Roasted Corn and Crab Soup
1 16 oz. package frozen whole kernel corn
2 cups chopped onions (2 large)
1 ½ cups coarsely chopped red sweet peppers
1 tablespoon cooking oil
4 14-oz. cans chicken broth
½ tsp dried thyme, crushed
1/8 to ¼ tsp ground red pepper
1/3 cup all-purpose flour
½ cup half-and-half or light cream
4 oz cooked crabmeat, cut into bite-size pieces (2/3 cup)*
Thaw frozen corn and pat dry with paper towels. Line a baking pan with foil and lightly grease. Spread corn in prepared pan. Bake in a 450 degree oven for 10 minutes; stir. Bake about 10 minutes more until golden brown, stirring once or twice. Remove from oven; set aside.
In a 4-quart Dutch oven or large pot cook onions and sweet peppers in hot oil over medium heat for 3-4 minutes or until nearly tender. Add roasted corn, 3cans of the broth, thyme, and red pepper. Bring to boiling; reduce heat. Simmer, uncovered, for 15 minutes.
In a large screw-top jar combine remaining 1 can broth and the flour. Cover and shake well; stir into soup. Cook and stir until slightly thickened and bubbly. Cook and stir one minute more.

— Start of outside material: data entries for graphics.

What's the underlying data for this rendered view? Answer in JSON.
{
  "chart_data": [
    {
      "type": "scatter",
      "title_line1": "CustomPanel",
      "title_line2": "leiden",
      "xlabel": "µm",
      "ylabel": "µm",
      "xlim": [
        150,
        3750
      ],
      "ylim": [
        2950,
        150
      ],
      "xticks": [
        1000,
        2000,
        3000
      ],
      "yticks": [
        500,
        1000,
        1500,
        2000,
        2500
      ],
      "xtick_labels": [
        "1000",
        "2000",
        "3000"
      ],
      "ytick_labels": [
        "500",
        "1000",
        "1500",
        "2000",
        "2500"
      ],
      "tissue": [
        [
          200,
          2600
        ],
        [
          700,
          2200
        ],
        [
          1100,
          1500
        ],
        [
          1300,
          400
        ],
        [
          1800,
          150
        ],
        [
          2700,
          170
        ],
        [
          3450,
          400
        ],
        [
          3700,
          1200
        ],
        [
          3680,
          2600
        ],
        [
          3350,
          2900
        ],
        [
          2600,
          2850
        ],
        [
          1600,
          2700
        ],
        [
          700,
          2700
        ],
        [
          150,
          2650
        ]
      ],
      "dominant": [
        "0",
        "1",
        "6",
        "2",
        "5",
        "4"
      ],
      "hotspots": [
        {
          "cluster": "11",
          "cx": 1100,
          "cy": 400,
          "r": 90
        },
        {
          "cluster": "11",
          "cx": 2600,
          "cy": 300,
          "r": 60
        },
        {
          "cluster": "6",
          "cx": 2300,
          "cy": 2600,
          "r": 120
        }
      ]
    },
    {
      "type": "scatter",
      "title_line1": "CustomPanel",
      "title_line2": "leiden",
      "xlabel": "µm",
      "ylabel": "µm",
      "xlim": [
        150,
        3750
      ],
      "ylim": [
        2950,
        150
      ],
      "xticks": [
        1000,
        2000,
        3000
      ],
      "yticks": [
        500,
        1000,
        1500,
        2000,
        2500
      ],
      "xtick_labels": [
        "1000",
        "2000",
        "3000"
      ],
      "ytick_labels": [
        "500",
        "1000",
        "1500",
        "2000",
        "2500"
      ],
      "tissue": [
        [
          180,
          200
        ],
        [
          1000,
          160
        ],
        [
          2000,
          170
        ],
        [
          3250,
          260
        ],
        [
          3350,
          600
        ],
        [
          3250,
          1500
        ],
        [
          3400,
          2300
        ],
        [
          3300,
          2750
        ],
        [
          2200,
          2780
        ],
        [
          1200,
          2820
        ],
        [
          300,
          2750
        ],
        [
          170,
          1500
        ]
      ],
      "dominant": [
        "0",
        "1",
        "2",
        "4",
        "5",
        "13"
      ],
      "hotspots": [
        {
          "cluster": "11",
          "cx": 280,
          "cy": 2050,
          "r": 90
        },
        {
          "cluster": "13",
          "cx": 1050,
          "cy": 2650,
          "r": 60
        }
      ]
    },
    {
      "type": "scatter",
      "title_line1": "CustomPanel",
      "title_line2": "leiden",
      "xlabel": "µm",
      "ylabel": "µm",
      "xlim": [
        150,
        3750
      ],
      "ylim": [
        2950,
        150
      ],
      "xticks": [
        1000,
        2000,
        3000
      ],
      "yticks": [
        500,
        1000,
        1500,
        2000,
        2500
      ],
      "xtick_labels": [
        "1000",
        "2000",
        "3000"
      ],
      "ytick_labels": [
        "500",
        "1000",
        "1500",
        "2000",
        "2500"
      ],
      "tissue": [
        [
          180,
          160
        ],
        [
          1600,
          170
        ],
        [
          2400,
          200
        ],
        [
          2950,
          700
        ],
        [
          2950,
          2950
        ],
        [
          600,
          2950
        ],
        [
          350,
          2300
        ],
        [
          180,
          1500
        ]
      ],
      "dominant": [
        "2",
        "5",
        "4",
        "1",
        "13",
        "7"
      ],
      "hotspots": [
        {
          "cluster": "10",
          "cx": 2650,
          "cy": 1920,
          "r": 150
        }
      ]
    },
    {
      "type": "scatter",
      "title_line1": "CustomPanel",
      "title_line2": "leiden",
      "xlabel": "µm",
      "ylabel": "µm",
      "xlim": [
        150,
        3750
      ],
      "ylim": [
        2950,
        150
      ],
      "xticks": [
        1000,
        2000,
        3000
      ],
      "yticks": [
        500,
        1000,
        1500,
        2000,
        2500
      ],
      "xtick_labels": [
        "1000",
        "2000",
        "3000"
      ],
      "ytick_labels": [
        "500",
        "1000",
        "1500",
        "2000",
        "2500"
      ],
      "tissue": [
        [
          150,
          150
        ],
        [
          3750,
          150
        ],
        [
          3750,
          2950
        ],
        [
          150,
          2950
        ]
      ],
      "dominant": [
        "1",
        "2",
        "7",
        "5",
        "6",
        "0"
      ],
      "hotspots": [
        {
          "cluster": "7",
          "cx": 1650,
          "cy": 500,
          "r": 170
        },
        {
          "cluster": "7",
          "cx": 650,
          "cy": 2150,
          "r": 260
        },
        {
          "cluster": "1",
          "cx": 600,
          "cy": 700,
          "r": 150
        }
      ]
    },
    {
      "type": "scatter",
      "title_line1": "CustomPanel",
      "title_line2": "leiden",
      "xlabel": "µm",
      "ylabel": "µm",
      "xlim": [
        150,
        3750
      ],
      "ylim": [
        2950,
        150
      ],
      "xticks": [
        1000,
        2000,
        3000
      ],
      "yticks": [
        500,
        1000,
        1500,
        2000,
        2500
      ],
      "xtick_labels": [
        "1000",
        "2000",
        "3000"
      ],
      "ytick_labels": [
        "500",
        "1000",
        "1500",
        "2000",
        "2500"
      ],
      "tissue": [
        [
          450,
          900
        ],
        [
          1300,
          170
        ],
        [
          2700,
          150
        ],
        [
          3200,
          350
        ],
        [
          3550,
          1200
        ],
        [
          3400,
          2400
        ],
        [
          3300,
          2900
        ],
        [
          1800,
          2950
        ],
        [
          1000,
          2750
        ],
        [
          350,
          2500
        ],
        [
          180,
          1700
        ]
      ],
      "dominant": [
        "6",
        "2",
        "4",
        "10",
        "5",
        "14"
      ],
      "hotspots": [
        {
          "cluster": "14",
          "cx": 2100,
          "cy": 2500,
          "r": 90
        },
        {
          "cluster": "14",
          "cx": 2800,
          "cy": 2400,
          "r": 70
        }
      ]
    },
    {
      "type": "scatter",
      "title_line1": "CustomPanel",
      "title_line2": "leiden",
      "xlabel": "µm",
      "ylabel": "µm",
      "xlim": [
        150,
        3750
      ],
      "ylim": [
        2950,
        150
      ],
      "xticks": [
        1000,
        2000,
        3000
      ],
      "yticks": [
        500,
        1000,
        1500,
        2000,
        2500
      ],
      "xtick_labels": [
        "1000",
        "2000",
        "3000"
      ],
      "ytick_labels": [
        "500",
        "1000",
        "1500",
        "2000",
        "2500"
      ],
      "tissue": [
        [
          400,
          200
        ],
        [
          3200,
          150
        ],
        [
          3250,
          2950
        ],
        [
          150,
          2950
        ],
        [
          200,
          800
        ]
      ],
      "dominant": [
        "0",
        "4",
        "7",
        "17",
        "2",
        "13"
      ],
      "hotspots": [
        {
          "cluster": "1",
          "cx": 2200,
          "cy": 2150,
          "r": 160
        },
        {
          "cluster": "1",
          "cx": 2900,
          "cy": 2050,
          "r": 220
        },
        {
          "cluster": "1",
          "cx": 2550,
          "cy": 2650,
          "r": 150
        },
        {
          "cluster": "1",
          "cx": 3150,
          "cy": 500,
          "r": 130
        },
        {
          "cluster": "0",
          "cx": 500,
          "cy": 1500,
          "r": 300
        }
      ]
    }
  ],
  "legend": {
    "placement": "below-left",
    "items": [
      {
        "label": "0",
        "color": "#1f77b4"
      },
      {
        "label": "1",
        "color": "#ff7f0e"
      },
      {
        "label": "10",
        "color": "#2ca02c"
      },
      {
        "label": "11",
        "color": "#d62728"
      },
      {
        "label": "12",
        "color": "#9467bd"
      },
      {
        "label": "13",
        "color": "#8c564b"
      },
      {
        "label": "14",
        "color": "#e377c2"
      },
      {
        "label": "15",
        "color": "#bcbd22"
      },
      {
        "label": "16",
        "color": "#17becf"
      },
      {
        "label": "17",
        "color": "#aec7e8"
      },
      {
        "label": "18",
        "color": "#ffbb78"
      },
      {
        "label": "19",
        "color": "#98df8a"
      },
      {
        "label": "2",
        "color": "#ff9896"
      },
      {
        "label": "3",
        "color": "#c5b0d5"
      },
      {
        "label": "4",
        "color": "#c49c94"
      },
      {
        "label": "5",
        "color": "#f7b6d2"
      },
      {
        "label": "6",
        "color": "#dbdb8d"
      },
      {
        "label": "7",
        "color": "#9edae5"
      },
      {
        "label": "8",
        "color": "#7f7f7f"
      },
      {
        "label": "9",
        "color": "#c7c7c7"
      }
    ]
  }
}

Stir in half-and-half; heat through. To serve, ladle soup into bowls; divide crabmeat among bowls.
*You can substitute imitation crabmeat for real; it’s all I’ve ever personally used in this recipe. I also like to use a little more than just 4 ounces, since I love crab :)
Go, and eat soup. Lots of yummy soup.